Delivering Mission-Critical Data to Enhance First Responders’ Work
FirstNet is enabling first responders to act both more effectively and more safely in emergency situations through the use of next-gen technologies like IoT and drone platforms. Read more about the integration of these technologies below.
The flexibility, bandwidth and coverage of LTE connectivity is key to the resilience of this transformative network.
The implementation of the First Responder Network Authority (FirstNet)—the first nationwide high-speed broadband network for America’s first responders—has opened up a whole new range of opportunities for technology to assist in their mission-critical work. FirstNet is built on an LTE network. It’s the flexibility, coverage and bandwidth of LTE and the reliability and resilience built into FirstNet that are catalyzing the emergence of applications, helping to enable new ways of working for the public safety community. FirstNet is built with AT&T in public-private partnership with the First Responder Network Authority.
A key example of the power and importance of FirstNet is the increasing use of real-time surveillance and data gathering by drones, or unmanned aerial vehicles (UAVs). The benefits of drones are slowly being realized, and they’re being deployed in a growing number of agencies to enhance productivity and to increase safety and security.
Goldman Sachs forecasts a market opportunity worth some $100 billion to 2020, with the fastest growth opportunity coming from business and civil governments that are expected to spend around $13 billion on the technology. Public safety and first responders, in particular, are looking at the deployment of enterprise-grade drones. Drones are light, nimble and don’t get caught in traffic jams or caught up by difficult-to-navigate terrain. They can scope out dangerous situations, such as an active shooter or a hostage situation, and they provide an unobstructed view of an emergency situation, delivering critical information back to first responder teams.

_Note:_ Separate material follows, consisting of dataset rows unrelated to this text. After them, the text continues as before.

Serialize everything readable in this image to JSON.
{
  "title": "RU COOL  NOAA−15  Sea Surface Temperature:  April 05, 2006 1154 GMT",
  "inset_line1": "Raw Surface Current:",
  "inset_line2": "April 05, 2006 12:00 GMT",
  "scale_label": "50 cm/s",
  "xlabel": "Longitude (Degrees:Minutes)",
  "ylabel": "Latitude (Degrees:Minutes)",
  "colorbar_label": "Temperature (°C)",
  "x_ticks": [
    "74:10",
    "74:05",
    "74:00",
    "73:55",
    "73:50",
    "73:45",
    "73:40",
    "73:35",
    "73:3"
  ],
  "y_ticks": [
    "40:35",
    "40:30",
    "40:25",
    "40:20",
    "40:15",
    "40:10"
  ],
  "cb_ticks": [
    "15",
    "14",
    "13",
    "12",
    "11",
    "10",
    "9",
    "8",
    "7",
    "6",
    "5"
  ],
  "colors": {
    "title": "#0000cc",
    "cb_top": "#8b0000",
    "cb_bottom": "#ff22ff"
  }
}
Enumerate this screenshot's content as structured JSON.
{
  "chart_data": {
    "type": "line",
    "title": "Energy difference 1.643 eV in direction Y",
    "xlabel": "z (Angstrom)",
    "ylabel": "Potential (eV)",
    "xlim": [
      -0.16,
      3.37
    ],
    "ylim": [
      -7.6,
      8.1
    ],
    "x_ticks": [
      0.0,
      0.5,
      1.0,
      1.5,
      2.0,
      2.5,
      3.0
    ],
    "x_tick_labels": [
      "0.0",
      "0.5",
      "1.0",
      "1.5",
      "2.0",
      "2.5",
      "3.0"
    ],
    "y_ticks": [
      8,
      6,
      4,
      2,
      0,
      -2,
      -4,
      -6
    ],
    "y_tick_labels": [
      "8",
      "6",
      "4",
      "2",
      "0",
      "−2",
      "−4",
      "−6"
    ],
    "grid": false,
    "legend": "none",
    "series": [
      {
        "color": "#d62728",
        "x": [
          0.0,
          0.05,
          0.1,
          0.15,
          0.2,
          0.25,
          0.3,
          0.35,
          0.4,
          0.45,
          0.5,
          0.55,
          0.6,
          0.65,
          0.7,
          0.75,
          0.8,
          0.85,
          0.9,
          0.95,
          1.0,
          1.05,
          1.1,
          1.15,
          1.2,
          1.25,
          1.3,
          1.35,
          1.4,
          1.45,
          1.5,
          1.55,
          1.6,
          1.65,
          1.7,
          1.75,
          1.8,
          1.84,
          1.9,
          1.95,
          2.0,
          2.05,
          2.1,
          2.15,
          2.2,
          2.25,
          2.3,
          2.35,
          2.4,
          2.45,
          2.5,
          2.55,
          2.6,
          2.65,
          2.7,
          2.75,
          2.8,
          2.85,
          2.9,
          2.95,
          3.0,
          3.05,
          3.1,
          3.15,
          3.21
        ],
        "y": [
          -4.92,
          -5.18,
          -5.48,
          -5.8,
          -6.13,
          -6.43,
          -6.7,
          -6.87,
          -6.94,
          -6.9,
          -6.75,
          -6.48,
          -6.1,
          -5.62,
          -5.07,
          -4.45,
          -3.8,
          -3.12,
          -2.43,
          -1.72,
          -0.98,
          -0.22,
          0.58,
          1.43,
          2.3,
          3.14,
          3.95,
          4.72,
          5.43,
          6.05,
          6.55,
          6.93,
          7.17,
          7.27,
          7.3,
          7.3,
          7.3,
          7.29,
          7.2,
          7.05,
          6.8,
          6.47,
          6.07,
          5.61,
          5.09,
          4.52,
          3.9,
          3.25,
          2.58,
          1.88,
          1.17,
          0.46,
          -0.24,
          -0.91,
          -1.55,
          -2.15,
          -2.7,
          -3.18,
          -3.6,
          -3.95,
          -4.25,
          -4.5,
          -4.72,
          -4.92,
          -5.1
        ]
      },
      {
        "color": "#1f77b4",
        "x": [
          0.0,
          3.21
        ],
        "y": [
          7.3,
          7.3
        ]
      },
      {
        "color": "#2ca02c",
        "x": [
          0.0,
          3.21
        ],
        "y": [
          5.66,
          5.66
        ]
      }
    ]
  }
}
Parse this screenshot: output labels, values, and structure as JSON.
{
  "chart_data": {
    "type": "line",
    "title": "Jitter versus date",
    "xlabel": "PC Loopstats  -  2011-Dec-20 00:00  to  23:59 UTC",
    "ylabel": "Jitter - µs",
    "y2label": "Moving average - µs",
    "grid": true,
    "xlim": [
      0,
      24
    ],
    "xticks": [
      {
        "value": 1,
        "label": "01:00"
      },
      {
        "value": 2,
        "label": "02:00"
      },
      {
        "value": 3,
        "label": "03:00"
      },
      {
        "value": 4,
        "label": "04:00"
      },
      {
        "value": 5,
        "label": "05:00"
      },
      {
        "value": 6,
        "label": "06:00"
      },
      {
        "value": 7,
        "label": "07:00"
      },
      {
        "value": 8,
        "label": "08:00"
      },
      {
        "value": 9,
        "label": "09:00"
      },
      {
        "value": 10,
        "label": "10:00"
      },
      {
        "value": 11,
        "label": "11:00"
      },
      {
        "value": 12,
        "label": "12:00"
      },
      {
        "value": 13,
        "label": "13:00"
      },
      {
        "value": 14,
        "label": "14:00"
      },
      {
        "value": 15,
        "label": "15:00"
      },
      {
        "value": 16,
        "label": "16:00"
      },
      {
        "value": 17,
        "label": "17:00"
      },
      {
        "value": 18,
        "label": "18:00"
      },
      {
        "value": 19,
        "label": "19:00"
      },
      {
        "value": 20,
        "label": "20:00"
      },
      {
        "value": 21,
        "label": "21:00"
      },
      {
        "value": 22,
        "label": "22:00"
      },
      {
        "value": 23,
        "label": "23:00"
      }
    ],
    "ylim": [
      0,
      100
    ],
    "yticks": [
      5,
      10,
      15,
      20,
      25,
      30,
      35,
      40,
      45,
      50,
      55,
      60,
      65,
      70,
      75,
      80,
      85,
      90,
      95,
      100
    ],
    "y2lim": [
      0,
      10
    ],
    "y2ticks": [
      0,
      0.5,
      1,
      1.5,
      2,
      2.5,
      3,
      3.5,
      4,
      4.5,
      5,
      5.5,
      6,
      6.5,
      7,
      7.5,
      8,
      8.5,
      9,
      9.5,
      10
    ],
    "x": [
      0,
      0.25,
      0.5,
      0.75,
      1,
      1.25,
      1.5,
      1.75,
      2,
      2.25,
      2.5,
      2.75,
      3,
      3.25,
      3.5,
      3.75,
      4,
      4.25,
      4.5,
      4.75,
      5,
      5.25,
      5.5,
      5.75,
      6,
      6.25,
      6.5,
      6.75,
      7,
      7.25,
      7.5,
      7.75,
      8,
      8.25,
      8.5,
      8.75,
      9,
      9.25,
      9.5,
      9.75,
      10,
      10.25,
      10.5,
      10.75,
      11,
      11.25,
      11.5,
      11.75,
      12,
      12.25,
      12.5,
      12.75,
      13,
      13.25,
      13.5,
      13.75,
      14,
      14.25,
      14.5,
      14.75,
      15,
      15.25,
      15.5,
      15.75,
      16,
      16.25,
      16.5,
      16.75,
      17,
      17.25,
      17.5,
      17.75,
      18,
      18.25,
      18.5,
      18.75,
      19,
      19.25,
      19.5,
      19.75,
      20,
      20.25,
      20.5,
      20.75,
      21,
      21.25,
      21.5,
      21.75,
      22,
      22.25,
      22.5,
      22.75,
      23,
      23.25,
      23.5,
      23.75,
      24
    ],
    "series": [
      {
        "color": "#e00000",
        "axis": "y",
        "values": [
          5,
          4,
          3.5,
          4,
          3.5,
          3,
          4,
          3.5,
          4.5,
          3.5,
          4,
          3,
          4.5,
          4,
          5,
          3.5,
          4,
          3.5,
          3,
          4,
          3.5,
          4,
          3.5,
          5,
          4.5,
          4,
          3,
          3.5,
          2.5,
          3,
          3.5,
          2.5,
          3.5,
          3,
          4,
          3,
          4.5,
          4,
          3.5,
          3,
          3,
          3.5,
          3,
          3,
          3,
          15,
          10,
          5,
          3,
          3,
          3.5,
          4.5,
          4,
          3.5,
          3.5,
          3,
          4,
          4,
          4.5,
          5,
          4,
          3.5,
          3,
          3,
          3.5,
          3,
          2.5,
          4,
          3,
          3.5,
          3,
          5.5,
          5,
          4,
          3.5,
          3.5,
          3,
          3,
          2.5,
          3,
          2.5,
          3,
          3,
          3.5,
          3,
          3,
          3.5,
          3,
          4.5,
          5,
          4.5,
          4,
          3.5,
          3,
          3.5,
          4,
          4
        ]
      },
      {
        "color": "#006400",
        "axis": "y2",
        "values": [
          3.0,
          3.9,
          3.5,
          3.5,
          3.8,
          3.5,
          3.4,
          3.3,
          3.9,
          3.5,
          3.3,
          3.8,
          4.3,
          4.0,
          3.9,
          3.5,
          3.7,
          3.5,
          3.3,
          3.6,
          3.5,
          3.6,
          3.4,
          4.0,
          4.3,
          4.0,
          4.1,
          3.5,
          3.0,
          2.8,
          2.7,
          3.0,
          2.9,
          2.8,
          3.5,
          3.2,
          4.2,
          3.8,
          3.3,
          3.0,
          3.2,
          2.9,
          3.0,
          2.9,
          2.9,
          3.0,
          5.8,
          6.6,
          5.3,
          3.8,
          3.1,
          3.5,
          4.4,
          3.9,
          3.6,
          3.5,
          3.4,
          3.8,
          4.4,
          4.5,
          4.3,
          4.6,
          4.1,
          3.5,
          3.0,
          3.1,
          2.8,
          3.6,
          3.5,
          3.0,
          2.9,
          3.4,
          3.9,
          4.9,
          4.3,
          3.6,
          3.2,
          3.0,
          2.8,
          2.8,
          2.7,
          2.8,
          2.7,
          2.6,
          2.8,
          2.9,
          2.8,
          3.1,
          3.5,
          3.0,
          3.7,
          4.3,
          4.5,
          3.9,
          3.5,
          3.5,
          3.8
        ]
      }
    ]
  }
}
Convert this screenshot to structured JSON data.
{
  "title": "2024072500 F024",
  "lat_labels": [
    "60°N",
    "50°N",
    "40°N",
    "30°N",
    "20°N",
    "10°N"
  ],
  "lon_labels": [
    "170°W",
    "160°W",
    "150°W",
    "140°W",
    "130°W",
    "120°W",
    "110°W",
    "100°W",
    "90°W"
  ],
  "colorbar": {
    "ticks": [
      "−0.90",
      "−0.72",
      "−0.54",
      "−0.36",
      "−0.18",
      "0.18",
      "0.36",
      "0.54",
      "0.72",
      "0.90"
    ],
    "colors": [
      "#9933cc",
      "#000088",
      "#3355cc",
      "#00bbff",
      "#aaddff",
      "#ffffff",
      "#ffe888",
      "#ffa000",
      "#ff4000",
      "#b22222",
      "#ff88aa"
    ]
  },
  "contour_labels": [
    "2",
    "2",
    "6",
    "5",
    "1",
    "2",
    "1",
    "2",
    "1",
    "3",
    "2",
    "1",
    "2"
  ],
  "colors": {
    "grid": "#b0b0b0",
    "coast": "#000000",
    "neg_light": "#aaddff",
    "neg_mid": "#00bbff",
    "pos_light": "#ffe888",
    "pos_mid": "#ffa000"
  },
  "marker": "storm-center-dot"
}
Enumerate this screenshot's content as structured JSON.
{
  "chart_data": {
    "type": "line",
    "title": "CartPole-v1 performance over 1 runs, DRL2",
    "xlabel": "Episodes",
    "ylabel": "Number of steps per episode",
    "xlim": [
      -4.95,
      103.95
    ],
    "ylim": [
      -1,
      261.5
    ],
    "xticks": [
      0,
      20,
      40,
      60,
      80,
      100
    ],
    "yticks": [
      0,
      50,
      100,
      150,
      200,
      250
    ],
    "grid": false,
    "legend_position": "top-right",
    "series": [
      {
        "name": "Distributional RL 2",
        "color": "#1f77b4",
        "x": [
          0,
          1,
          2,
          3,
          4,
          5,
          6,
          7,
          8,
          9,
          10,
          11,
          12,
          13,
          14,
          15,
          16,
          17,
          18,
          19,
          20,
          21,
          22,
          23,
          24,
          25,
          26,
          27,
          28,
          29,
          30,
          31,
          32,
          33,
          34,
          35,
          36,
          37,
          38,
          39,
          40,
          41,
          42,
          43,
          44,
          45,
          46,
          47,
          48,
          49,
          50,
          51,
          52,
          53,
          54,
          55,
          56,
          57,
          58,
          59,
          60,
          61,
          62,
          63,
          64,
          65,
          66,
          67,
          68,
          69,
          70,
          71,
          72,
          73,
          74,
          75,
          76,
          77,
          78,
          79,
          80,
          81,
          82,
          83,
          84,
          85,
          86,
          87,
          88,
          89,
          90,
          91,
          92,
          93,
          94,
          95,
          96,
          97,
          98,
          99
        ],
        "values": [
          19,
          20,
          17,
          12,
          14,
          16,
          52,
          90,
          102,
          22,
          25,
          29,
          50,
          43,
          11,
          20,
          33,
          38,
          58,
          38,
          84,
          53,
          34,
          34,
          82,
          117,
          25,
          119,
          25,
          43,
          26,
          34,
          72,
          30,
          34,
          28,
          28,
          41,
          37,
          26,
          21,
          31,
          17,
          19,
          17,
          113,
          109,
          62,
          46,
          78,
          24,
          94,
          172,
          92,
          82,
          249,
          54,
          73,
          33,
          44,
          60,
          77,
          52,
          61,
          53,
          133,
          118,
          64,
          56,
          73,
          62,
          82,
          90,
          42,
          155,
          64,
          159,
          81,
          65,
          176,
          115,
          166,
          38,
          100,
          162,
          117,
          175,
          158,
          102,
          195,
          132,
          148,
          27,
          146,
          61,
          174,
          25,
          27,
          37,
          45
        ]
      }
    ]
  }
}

There are a number of documented use cases that demonstrate just how powerful the results of deploying these UAVs can be. Fire and rescue services are using drones for a variety of purposes, including incidents involving hazardous materials, evaluation of wildfires and vehicle accidents. In Florida, the Orange County Fire Rescue Department utilizes drones, most notably during Hurricane Irma when the combination of drones and augmented reality resulted in the rescue of a family trapped by the rising waters.
During the Boston Marathon in 2018, law enforcement agencies set up multiple command centers and security checkpoints while also activating more than 100 surveillance cameras and deployed tethered drones to monitor the area around the race course, all connected by FirstNet. In Texas, testing is approved for a drone system aimed at first responder use, and in New Jersey, there is a drone team ready to respond to emergencies.
The AT&T network, which is the backbone of FirstNet, relies on drones to keep its network operational in a disaster recovery situation. The all-weather drone, termed the Flying COW (cell on wings), can fly in extreme weather, operate at extreme temperatures, and is part of AT&T’s Network Disaster Recovery (NDR) system.
These examples of mission-critical applications utilize drone capabilities in different ways, but the success of each and everyone relies on the effective integration of the aerial system, cloud computing resource and the ground-based sensors, control rooms and operator systems. These are the elements that transform the UAV into the UAS—the unmanned aerial system. The control of the drone, and the data it collects, relies on the efficiency of the connection back to base, to where the data is processed to extract the value of the information.